It seems we have touched off a race to the bottom, which in this case means everyone is trying to slash their Brazilian beans estimates to see who can come in the lowest. This morning, AgRural cut its estimate to 128.5 MMT from the previous 133.4. Not to be outdone or better-stated undercut, in this case, AgreSourse Brasil took their figure down to 125 MMT. These reductions would appear to back up the stories and strength we witnessed last week in the bean trade, but if this turns out to be a buy the rumor, sell the fact type scenario is yet to be determined. Regardless, we have seen beans extend into higher highs to kick off this week, and spot futures have moved to within striking distance of the $15 mark for the first time since June of last year.
Large speculators were solid buyers in the grain/soy markets sans soy meal last week. They purchased over 50,000 contracts of corn, more than 18,000 contracts of beans, and a bit over 13,000 combined Chicago and KC wheat. Looking at just the Managed Money group, they are now long just over 365,000 contracts of corn and nearly 115,000 beans.
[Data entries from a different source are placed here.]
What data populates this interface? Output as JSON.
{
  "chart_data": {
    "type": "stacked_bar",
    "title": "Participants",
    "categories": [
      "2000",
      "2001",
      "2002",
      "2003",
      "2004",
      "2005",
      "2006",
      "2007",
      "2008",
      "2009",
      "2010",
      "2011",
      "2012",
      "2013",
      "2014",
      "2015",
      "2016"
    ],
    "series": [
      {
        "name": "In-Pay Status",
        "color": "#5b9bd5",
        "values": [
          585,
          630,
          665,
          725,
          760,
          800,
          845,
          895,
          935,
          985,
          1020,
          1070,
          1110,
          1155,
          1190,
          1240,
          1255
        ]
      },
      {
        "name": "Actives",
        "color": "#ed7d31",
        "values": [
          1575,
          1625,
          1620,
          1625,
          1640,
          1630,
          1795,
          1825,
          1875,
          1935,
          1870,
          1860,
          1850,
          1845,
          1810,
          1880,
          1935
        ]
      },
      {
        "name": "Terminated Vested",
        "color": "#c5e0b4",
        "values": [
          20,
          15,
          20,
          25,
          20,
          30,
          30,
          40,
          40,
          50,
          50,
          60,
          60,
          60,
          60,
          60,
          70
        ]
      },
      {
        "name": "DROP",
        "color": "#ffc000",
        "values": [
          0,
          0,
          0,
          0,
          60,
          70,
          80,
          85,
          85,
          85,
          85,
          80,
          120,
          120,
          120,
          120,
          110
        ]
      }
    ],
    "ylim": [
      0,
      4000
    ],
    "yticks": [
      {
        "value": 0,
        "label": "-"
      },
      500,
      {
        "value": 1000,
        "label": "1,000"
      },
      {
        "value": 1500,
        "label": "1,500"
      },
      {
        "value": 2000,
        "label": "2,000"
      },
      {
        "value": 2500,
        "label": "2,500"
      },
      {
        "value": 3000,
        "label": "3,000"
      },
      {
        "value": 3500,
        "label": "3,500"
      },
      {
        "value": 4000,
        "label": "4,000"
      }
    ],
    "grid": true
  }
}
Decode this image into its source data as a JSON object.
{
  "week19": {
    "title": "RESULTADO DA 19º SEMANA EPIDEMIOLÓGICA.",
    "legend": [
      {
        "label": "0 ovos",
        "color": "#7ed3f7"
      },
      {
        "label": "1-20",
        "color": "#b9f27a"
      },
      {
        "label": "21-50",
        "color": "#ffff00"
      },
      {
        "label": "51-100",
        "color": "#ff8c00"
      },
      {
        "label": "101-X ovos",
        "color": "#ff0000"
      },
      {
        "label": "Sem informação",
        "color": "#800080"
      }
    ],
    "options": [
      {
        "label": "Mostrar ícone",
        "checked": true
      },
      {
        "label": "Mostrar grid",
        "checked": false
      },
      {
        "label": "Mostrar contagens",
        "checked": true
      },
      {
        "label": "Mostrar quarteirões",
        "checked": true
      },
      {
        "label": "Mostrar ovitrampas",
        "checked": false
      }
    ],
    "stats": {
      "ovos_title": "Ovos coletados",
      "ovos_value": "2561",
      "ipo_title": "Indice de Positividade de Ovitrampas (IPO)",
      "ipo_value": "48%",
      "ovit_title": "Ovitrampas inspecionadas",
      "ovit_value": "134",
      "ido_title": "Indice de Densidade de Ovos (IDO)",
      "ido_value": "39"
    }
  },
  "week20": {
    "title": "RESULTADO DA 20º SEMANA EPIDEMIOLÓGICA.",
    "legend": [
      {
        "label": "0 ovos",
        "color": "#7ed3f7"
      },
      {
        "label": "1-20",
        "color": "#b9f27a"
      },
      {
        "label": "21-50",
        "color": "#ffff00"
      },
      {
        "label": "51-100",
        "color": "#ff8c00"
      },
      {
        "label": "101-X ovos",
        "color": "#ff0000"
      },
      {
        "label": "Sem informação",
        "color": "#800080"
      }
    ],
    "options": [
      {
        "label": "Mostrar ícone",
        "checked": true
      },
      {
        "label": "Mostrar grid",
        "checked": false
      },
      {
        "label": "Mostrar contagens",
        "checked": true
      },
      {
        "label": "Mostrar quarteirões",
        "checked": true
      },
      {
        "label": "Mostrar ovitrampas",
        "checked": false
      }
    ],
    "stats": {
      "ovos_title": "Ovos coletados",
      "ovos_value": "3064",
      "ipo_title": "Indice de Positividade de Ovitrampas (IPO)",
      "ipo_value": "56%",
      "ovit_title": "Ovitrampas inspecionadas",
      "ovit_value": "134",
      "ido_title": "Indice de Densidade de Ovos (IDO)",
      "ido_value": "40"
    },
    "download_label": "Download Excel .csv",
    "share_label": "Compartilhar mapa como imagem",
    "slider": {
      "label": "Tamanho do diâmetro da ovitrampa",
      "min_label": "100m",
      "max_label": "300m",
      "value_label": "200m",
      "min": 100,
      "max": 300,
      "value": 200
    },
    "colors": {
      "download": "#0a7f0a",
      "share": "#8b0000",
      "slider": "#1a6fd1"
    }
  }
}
Can we really expect them to keep pushing money into the long side of these markets at this time?
We do have one export sale to kick off the week. China was in for 129,000 MT of beans. Of this total, 66,000 are for the 2021/22 crop year and 63,000 for 22/23.
In the macro world this morning, we have metals higher, Bitcoin lower, as is the U.S. Dollar, financial instruments, and equities. While not by any significant amount, energies are higher and have extended into higher highs for this advance. This month, Brent crude has pushed through the last reaction high, set in 2018 at 86.74, and would appear to be headed for the next target zone between 97 and 103.50. Needless to say, this market is very overbought.